Eleições 2026

STF vira alvo de propostas de presidenciáveis para 2026

Pré-candidatos defendem mudanças no STF, como mandatos fixos, fim de decisões monocráticas e nova forma de escolha

Ipolítica, com informações do g1

Presidenciáveis defendem mudanças no STF e colocam reforma do Judiciário no centro do debate eleitoral
Presidenciáveis defendem mudanças no STF e colocam reforma do Judiciário no centro do debate eleitoral (Antonio Augusto / STF)

BRASÍLIA – O Supremo Tribunal Federal (STF) passou a ocupar espaço central no debate político e eleitoral para 2026. Pré-candidatos à Presidência da República têm defendido mudanças no funcionamento da Corte, com propostas que incluem mandatos fixos para ministros, limitação de decisões individuais e alteração na forma de escolha dos integrantes do tribunal.
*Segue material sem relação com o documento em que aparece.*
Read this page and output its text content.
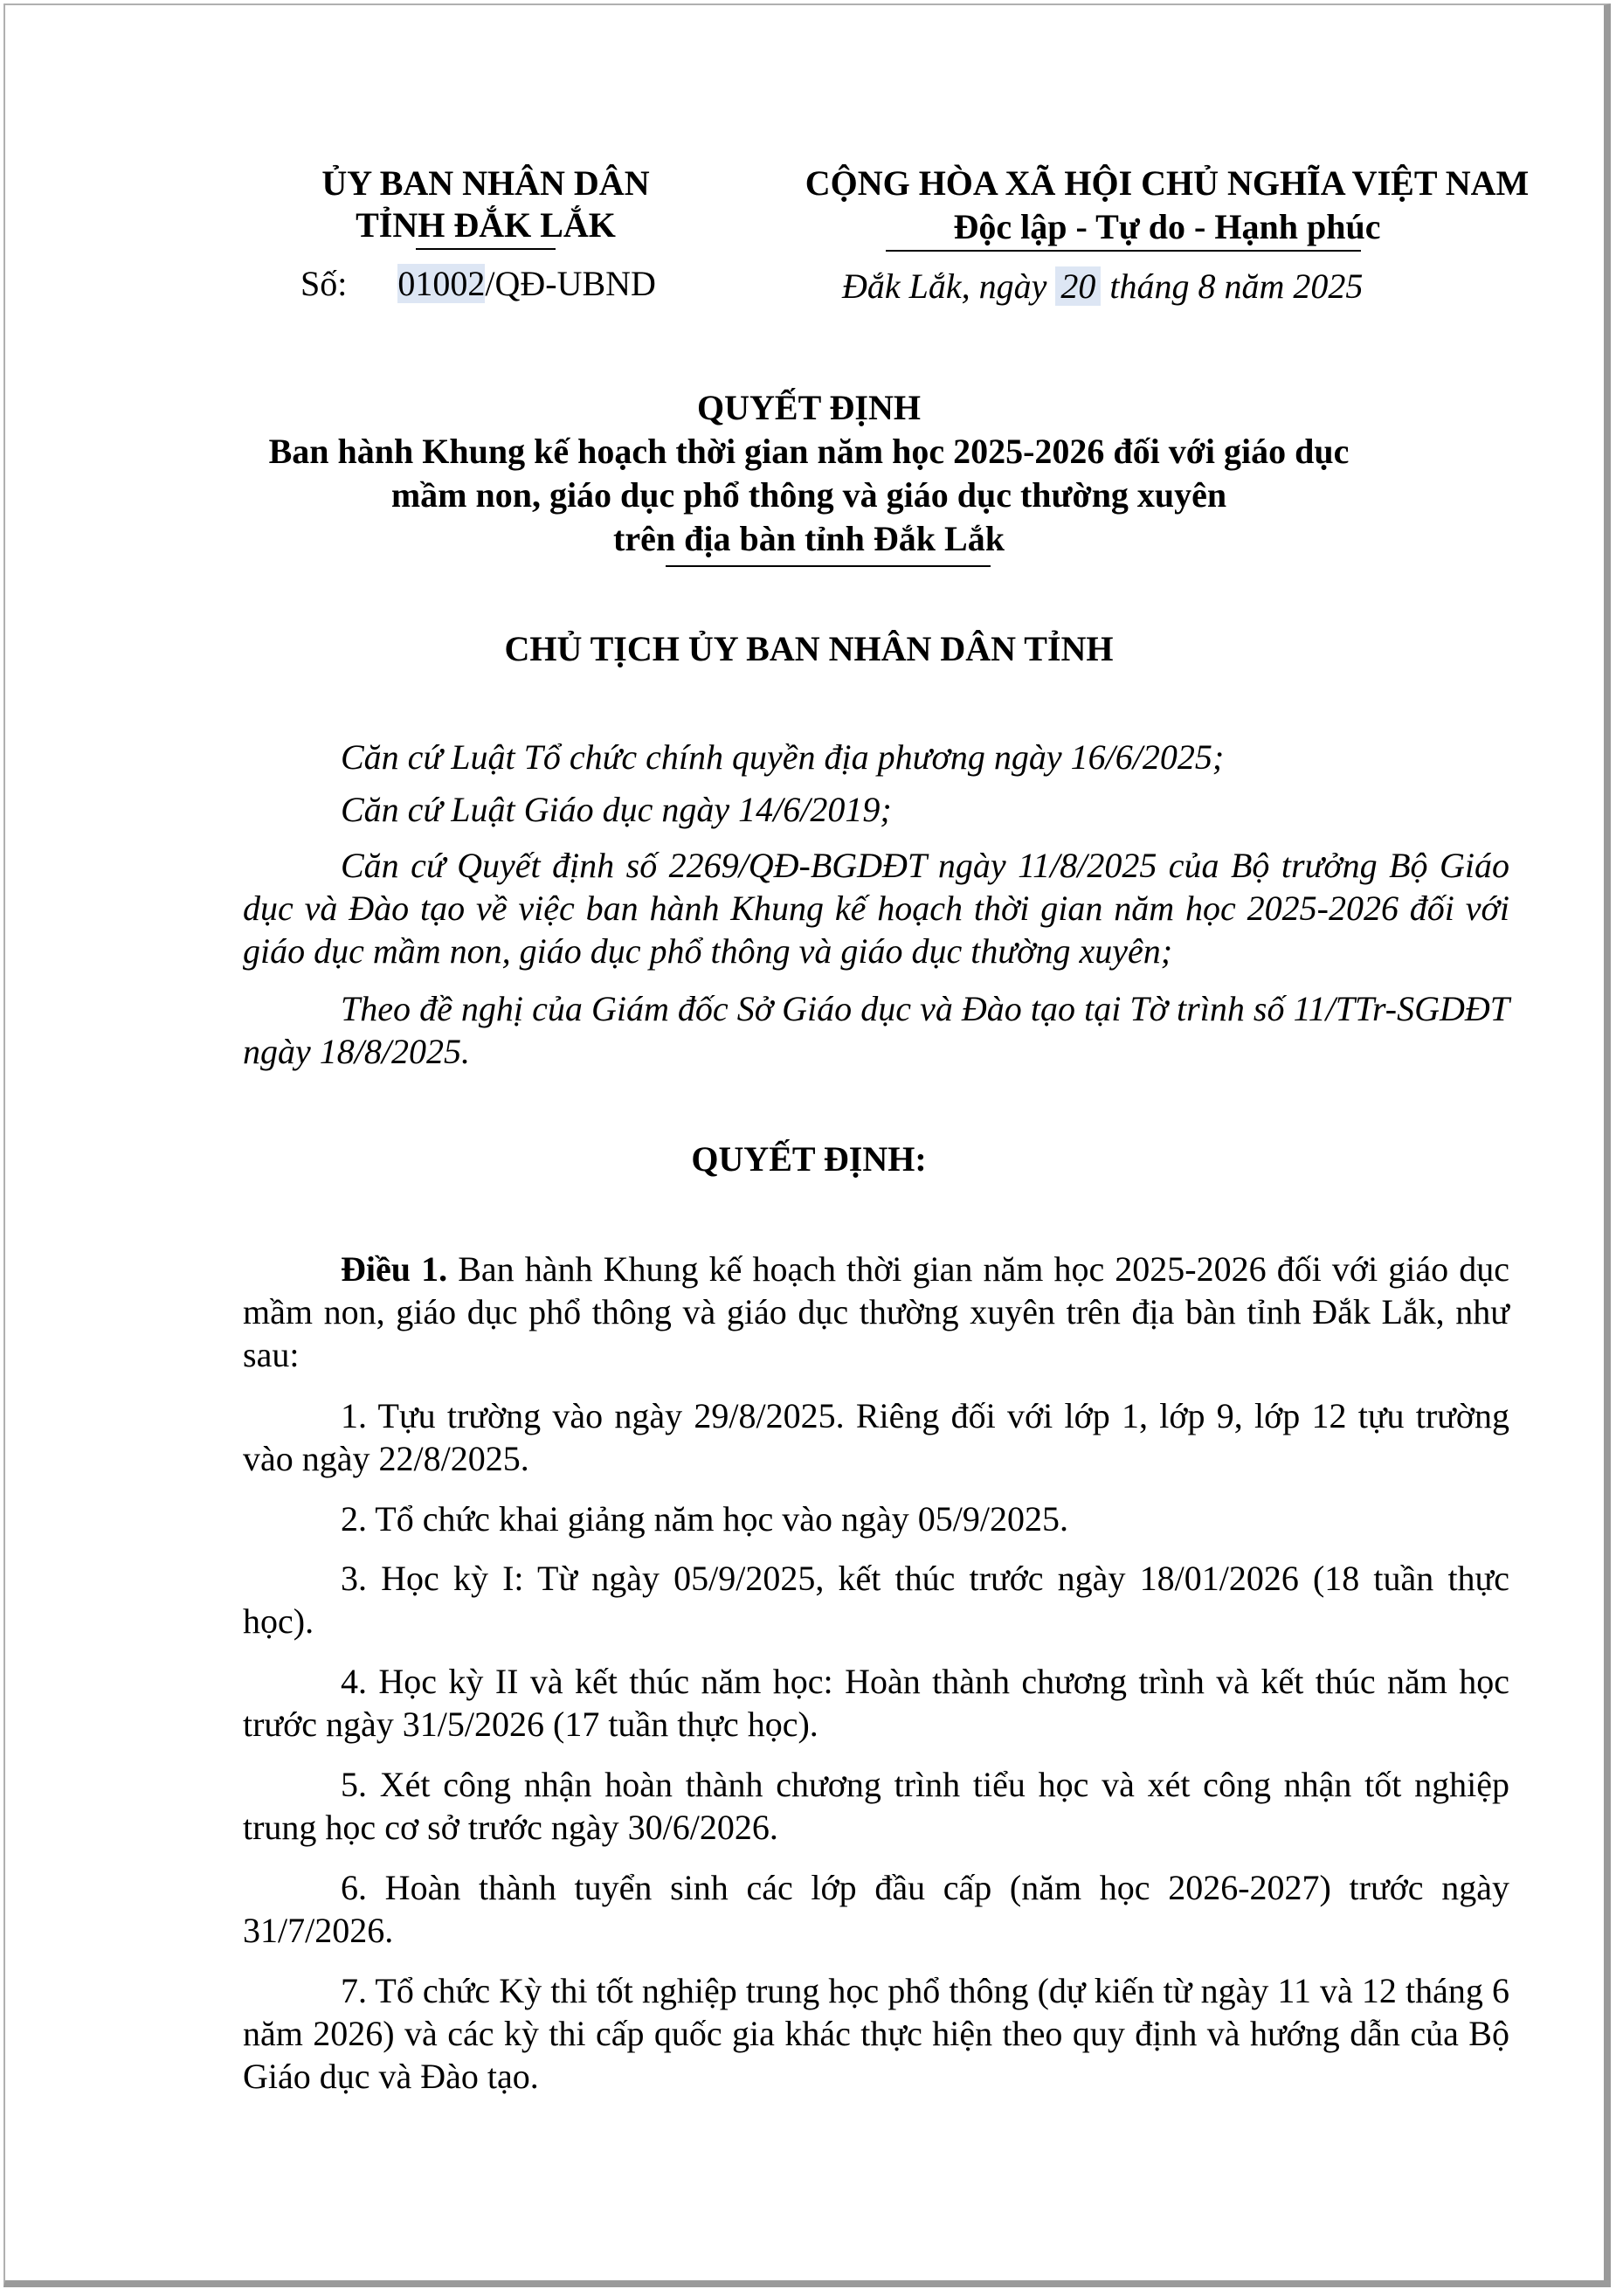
ỦY BAN NHÂN DÂN
TỈNH ĐẮK LẮK
Số: 01002/QĐ-UBND
CỘNG HÒA XÃ HỘI CHỦ NGHĨA VIỆT NAM
Độc lập - Tự do - Hạnh phúc
Đắk Lắk, ngày 20 tháng 8 năm 2025
QUYẾT ĐỊNH
Ban hành Khung kế hoạch thời gian năm học 2025-2026 đối với giáo dục
mầm non, giáo dục phổ thông và giáo dục thường xuyên
trên địa bàn tỉnh Đắk Lắk
CHỦ TỊCH ỦY BAN NHÂN DÂN TỈNH
Căn cứ Luật Tổ chức chính quyền địa phương ngày 16/6/2025;
Căn cứ Luật Giáo dục ngày 14/6/2019;
Căn cứ Quyết định số 2269/QĐ-BGDĐT ngày 11/8/2025 của Bộ trưởng Bộ Giáo dục và Đào tạo về việc ban hành Khung kế hoạch thời gian năm học 2025-2026 đối với giáo dục mầm non, giáo dục phổ thông và giáo dục thường xuyên;
Theo đề nghị của Giám đốc Sở Giáo dục và Đào tạo tại Tờ trình số 11/TTr-SGDĐT ngày 18/8/2025.
QUYẾT ĐỊNH:
Điều 1. Ban hành Khung kế hoạch thời gian năm học 2025-2026 đối với giáo dục mầm non, giáo dục phổ thông và giáo dục thường xuyên trên địa bàn tỉnh Đắk Lắk, như sau:
1. Tựu trường vào ngày 29/8/2025. Riêng đối với lớp 1, lớp 9, lớp 12 tựu trường vào ngày 22/8/2025.
2. Tổ chức khai giảng năm học vào ngày 05/9/2025.
3. Học kỳ I: Từ ngày 05/9/2025, kết thúc trước ngày 18/01/2026 (18 tuần thực học).
4. Học kỳ II và kết thúc năm học: Hoàn thành chương trình và kết thúc năm học trước ngày 31/5/2026 (17 tuần thực học).
5. Xét công nhận hoàn thành chương trình tiểu học và xét công nhận tốt nghiệp trung học cơ sở trước ngày 30/6/2026.
6. Hoàn thành tuyển sinh các lớp đầu cấp (năm học 2026-2027) trước ngày 31/7/2026.
7. Tổ chức Kỳ thi tốt nghiệp trung học phổ thông (dự kiến từ ngày 11 và 12 tháng 6 năm 2026) và các kỳ thi cấp quốc gia khác thực hiện theo quy định và hướng dẫn của Bộ Giáo dục và Đào tạo.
O tema também vem sendo discutido dentro do próprio STF. O ministro Flávio Dino apresentou uma proposta de reforma do Judiciário com 15 eixos, incluindo revisão de competências da Corte e mudanças em regras eleitorais e penais. Já o presidente do STF, Edson Fachin, defende a criação de um código de ética para orientar a atuação dos ministros.

Crescente protagonismo

Juristas e cientistas políticos avaliam que o Supremo ganhou protagonismo nos últimos anos por ter assumido decisões sobre temas que, segundo especialistas, não foram resolvidos pelo Congresso Nacional.

Entre os marcos citados estão o julgamento do mensalão, em 2012, a atuação da Corte em crises políticas recentes e decisões relacionadas à pandemia, como a determinação para instalação da CPI da Covid no Senado.

Especialistas afirmam que o STF passou a ocupar posição central em disputas políticas e institucionais, o que aumentou a exposição pública da Corte e abriu espaço para críticas e propostas de mudanças.

O que defendem os pré-candidatos

O presidente Luiz Inácio Lula da Silva (PT) afirmou neste ano que considera legítima a discussão sobre mandatos para ministros do STF. Atualmente, os integrantes da Corte podem permanecer no cargo até os 75 anos.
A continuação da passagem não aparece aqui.